Historical wounds need to heal.  IN the 1960s an arrogant military power snatched the educational institutions ran by Christians.   Christians were targeting the poor and those in the margin for education.   Denial of this right  for the last  sixty years has resulted in making this nation  a partly educated nation.   Education is a fundamental right.  A deliberate policy of not educating our youngsters  exposed them to modern forms of slavery in the nearby countries, to drug menace, to human trafficking.    Youth is a wounded generation.   True reconciliation is possible. We buried three generation of our people without a good education.   I urge all concerned “ do not crucify our youth in   the tomb of  self pity”  offer them the  hopes of  a bright tomorrow through quality  education.

Pope Francis has  extolled the church to be a Easter message to the poor.  The third message of Year of Mercy  is to be compassionate to the Poor and the vulnerable people.
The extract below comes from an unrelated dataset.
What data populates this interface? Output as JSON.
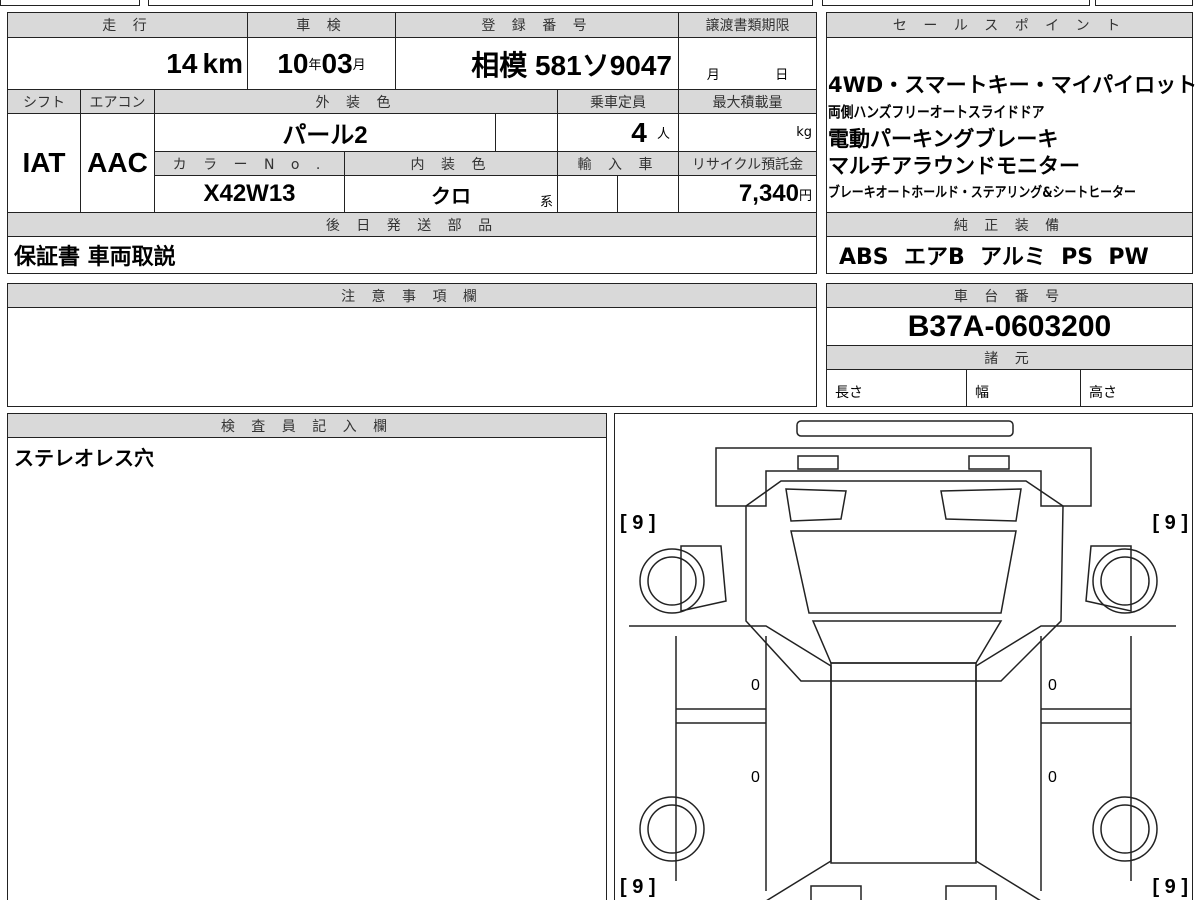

Despite all the restrictions,  Myanmar Church has never hesitated to serve the poor, especially through the boarding schools, through Leprosy  asylums, HIV centres, through its numerous programs. Following the guidelines of Pope Francis in the  JOY OF THE GOSPEL, Church will reach out those in the ‘margins’ of the society and bring the hope of Easter.

To all my Christian brothers and Sisters,  Happy Easter once again.  You are Christians and Myanmar citizens.   Confidently take your place in  this new nation. We are not a good Friday people, we are a Easter people. We generate hope.  Let not our  small size brighten us.  Always remember  the words of Jesus

Jesus said :  Truly I tell you, if you have faith as small as a mustard seed, you can say to this mountain, 'Move from here to there,' and it will move. Nothing will be impossible for you."  (Mathew 17 : 20-21)

Yes, my dear brothers and sisters,  as Easter people let us assume this role of moving mountains of human tragedies and bring a  hope a new Myanmar of peace, prosperity and fellowship.  Be the people of faith and hope.  Let us move the mountains.